Quisicosas
Así encontré la felicidad
El milagro se había realizado en esa mujer rubia, de labios candentes y sonrisa argéntea, que abraza la vida a bocanadas
Los niños de las guerras no son muy distintos del resto, tienen una resiliencia natural al dolor. Juegan con cascotes y restos de munición, imaginan palacios en las ruinas y se ríen contando explosiones. Cuando mi abuela se empeñaba en acostar a la niña en el Hamburgo de 1943, ella sonreía pícaramente: «Tendrás que levantarme en cuanto suenen las sirenas». Y, en efecto, llegaban los aviones volando bajo –entonces los radares eran toscos–, con su zumbido oscuro y ominoso, y había que envolverla en una manta y bajar a toda prisa al refugio. Casi hacía más calor en el sótano que en las habitaciones del piso, con cartones en las ventanas cuyos cristales habían saltado por la onda expansiva de las detonaciones.
La niña creció tan flaca que los tobillos le bailan en las botas en aquellas fotos en blanco y negro sobre la ciudad desolada. Cuando dijo que se iba a España, la madre entró en un silencio empecinado y no la acompañó al aeropuerto, bastante tenía ya con el luto por el hijo caído en Francia. Se abrió entonces ante la niña mujer la Extremadura de inmensas piaras, guiadas por hombres con zahones y látigos largos como silbidos. Y el San Sebastián como una película francesa de cielos azules. Y el Madrid elegante de los bulevares y las mujeres menudas y hermosas.

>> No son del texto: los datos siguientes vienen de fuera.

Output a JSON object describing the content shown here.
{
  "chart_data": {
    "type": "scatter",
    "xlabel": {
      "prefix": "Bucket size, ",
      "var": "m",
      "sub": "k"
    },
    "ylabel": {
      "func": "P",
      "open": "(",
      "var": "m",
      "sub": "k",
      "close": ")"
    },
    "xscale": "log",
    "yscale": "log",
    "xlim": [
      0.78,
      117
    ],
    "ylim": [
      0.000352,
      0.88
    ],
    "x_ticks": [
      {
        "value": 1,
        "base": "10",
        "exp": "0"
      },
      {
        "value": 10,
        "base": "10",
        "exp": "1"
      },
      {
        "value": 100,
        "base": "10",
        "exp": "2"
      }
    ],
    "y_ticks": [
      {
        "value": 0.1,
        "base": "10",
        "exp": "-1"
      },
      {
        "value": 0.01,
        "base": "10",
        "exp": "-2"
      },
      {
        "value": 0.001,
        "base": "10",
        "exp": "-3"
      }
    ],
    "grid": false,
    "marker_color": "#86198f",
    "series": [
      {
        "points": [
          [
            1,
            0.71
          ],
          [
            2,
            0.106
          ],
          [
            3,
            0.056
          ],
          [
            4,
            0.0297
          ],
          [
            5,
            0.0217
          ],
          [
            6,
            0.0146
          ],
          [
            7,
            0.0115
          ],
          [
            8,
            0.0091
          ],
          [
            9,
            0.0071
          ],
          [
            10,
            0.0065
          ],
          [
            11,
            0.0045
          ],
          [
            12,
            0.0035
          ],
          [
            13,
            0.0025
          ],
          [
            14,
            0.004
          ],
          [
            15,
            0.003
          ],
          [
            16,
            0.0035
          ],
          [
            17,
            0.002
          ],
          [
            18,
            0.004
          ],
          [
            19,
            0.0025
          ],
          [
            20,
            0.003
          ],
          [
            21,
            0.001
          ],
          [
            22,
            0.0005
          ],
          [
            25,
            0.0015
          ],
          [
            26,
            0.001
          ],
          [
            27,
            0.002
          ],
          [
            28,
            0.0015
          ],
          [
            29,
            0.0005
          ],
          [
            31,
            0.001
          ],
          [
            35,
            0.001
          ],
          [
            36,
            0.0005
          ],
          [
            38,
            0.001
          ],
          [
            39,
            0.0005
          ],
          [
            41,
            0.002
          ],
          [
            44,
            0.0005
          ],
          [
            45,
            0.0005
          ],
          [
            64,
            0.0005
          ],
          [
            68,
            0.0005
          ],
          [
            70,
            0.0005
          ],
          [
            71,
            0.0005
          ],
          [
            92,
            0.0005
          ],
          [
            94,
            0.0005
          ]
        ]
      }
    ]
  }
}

Las risas de mi madre este sábado en la Feria del Libro, firmando ejemplares de su biografía a decenas y decenas de lectores se oyeron con eco en el cielo donde la escucha mi abuela. Porque era una alegría larga, madurada en la distancia de su casa natal, en las noches cuidando tantas hijas y en la tarea callada de una vida. Ir a firmar un libro por primera vez es especial para cualquier autor, pero a los 86 años les juro que puede ser una aventura cinematográfica. Se agotaron todos los ejemplares disponibles, éxito absoluto y la gente seguía haciendo cola y mirándonos a ambas como si fuésemos a repetir lo de los panes y los peces o sacar vino del agua. Pero el milagro se había realizado en esa mujer rubia, de labios candentes y sonrisa argéntea, que abraza la vida a bocanadas y se pregunta qué verán tantos lectores en su sencillo camino de esperanzas y rigores. Creo que vemos el fuste de una generación recia, que se asombra de nuestras penurias por el estrés. La abnegación de quienes amueblan su azacaneada tarea con las necesidades ajenas y olvidan las propias. El amor como motor de la existencia.
Mi abuela Käthe es para mí los rizos blancos desde su ventana, esperándonos con ansia cuando llegábamos a Hamburgo en verano. El sábado en el Retiro madrileño vi esos rizos entre las nubes.